MEDIZIN populär fragte Dr. Georg Duscher vom Institut für Parasitologie am Department für Pathobiologie nach bisherigen Ergebnissen.

Jährlich werden etwa 16 Prozent aller Österreicherinnen und Österreicher von einer Zecke gestochen. Ziel von Forschungen an der Veterinärmedizinischen Universität Wien ist es, zu ermitteln, wie hoch dabei das Risiko einer Infektion mit FSME oder Borreliose ist.

MEDIZIN populär:
Herr Dr. Duscher, wie kann man herausfinden, wie gefährlich Zecken sind?

Dr. Georg Duscher
Wir haben Zecken gesammelt und dann untersucht, ob sie mit Erregern infiziert sind.

Wie geht das?
Es wurden an fünf Standorten in Wien, in der Lobau, im Prater, auf der Donauinsel, auf der Sofienalpe und am Wilhelminenberg Tücher ausgelegt und von Zeit zu Zeit umgedreht. Von der Unterseite wurden dann die Zecken abgenommen. Die Zecken lauern nämlich auf der Pflanzendecke und klammern sich reflexartig an alles, was vorbeikommt, also auch an Tücher. Ob sie mit Krankheitserregern wie Borreliose-Bakterien oder FSME-Viren infiziert sind, kann man mit molekularbiologischen Methoden nachweisen.  

Zu welchen Ergebnissen sind Sie gekommen?
Wir haben herausgefunden, dass zum Zeitpunkt unserer Zeckensammlung jede vierte Zecke mit Borreliose infiziert war.  

Im Gras zu liegen, ist also ein risikoreiches Vergnügen…
Das Liegen im Gras kann nur dazu führen, dass Zecken in unmittelbarer Nähe auf den Menschen gehen. Weitaus größer ist das Risiko, mit einer Zecke in Kontakt zu kommen, wenn man durch das Gras bzw. die Vegetation geht.

Haben Sie auch errechnet, wie lang es dauert, bis man mit einer infizierten Zecke in Kontakt kommt?
Ja, aber das war von Standort zu Standort unterschiedlich. Nach unseren Berechnungen muss man zwischen 31 Minuten und drei Stunden durch das Unterholz gehen, bis man von einer Zecke gestochen wird, die mit Borreliose infiziert ist. Bis eine Zecke zusticht, die mit FSME infiziert ist, dauert das, natürlich rein statistisch betrachtet, wesentlich länger. In der Praxis kann man im ungünstigen Fall aber auch sofort von einer Zecke gestochen werden, die Träger des FSME-Virus ist.

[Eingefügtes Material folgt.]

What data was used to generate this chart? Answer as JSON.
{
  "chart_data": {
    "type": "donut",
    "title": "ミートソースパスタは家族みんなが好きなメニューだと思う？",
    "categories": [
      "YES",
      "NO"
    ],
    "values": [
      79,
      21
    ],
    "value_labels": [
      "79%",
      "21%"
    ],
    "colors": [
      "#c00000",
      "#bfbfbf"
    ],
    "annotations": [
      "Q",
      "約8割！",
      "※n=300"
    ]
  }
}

Sind die Ergebnisse Ihrer Forschungen nur für Wien gültig?
Zecken gibt es in ganz Österreich, auch in höheren Lagen. Die Zeckendichte und die Erregerdichte in den Zecken könnten aber von Gebiet zu Gebiet unterschiedlich sein. Um das herauszufinden, planen wir eine österreichweite Zecken-Sammlung und -Untersuchung, die sich voraussichtlich über die nächsten drei Jahre ziehen wird.

Könnte man die gefährlichen Zecken nicht durch natürliche Feinde beseitigen?
Zecken haben nur wenige natürliche Feinde. Wie zum Beispiel eine bestimmte Schlupfwespe, die ihre Eier in die Zecke legt. Die Nachkommen der Wespe fressen die Zecke von innen her auf. Auch verschiedene Pilze befallen die Zecke und ernähren sich von ihr. Wir wissen aber noch nicht, wie sich die Pilze oder auch die Schlupfwespen auf das ökologische Gleichgewicht auswirken, und solange das so ist, können wir sie nicht gezielt gegen Zecken einsetzen.